Since then we have secured support for a strengthened European carbon trading scheme on the road to a global scheme; a new agreement for 2020 on cutting European emissions by at least 20 per cent and potentially 30 per cent; and I can report also that we have also agreed bilateral partnerships with China on clean coal; Brazil, Mozambique and South Africa on biofuels; India on clean energy investment; Mexico on carbon markets; and Norway on carbon capture and storage. And the Secretary for Industry is announcing today that Britain will launch a competition to go ahead with our first British full-scale carbon capture and storage demonstration.
To find this, go to the URL below and search the page for “stern”:
Secondly, a report entitled “The Future of Coal” is pro-CCS:
Led by co-chairs Professor John Deutch, Institute Professor, Department of Chemistry, and Ernest J. Moniz, Cecil and Ida Green Professor of Physics and Engineering Systems, the report states that carbon capture and sequestration (CCS) is the critical enabling technology to help reduce CO2 emissions significantly while also allowing coal to meet the world’s pressing energy needs.

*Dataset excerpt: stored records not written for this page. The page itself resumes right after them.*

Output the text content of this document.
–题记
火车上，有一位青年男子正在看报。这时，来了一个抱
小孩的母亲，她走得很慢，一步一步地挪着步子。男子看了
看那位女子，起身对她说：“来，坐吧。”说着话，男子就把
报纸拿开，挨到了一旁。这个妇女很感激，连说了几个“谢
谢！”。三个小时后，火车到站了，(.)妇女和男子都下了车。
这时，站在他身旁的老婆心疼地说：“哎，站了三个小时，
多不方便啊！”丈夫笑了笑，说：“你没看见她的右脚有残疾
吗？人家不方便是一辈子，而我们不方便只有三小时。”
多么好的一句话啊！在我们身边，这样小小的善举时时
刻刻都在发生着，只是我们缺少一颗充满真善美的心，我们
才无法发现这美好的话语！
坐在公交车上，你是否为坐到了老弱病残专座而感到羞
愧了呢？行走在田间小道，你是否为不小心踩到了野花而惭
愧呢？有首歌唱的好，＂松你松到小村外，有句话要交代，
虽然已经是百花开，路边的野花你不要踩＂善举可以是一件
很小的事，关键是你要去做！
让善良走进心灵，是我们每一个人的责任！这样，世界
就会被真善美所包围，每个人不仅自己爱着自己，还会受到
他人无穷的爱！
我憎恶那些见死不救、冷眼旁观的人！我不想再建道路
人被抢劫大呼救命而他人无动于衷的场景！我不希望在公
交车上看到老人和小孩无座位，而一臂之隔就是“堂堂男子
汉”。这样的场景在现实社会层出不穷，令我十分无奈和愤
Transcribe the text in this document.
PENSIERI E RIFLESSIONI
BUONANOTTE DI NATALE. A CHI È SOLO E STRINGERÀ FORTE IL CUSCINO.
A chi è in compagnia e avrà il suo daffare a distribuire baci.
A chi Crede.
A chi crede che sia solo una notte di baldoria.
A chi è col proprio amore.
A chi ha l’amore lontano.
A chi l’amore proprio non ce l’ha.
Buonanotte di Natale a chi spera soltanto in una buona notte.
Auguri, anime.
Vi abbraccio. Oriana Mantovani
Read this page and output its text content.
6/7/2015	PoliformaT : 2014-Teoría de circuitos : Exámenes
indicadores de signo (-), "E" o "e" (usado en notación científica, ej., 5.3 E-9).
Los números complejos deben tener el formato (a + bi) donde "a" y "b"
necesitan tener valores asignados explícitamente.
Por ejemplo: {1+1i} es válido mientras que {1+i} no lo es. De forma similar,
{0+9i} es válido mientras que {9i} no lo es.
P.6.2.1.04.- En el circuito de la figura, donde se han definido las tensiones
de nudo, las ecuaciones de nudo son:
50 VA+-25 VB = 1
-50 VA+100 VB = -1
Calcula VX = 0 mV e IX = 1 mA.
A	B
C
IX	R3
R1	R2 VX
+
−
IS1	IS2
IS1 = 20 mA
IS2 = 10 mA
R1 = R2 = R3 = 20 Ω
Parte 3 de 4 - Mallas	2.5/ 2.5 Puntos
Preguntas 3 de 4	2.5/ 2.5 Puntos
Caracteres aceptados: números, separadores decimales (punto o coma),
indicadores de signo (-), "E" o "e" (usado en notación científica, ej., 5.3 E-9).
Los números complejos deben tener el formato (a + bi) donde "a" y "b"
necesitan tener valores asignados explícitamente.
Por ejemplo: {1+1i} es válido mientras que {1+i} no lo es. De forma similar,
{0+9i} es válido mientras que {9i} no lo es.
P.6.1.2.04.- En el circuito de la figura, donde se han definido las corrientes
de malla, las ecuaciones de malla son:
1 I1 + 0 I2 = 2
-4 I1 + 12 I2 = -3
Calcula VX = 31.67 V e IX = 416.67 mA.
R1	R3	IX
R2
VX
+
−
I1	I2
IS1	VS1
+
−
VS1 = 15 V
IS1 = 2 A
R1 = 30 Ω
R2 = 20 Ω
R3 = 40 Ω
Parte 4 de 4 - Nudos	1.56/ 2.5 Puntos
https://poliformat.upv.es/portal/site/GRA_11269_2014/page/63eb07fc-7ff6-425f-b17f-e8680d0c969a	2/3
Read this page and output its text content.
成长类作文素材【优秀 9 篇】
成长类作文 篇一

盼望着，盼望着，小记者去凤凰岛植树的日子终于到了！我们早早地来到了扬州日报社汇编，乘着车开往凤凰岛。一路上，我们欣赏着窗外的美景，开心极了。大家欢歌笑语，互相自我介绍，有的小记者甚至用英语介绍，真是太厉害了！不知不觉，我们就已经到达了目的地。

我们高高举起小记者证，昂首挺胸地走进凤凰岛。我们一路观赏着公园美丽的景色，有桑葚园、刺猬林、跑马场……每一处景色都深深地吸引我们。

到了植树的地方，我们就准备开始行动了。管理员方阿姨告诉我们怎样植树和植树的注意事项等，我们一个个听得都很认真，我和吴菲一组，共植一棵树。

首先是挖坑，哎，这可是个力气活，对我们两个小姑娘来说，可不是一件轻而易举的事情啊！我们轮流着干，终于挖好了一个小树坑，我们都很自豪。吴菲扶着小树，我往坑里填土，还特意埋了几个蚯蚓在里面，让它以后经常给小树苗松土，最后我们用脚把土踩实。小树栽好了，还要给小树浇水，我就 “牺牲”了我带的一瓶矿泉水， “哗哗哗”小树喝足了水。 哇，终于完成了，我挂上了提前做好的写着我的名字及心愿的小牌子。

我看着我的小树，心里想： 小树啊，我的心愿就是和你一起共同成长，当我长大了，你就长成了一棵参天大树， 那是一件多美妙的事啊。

According to Dr. Deutch, “As the world’s leading energy user and greenhouse gas emitter, the U.S. must take the lead in showing the world CCS can work. Demonstration of technical, economic, and institutional features of CCS at commercial scale coal combustion and conversion plants will give policymakers and the public confidence that a practical carbon mitigation control option exists, will reduce cost of CCS should carbon emission controls be adopted, and will maintain the low-cost coal option in an environmentally acceptable manner.”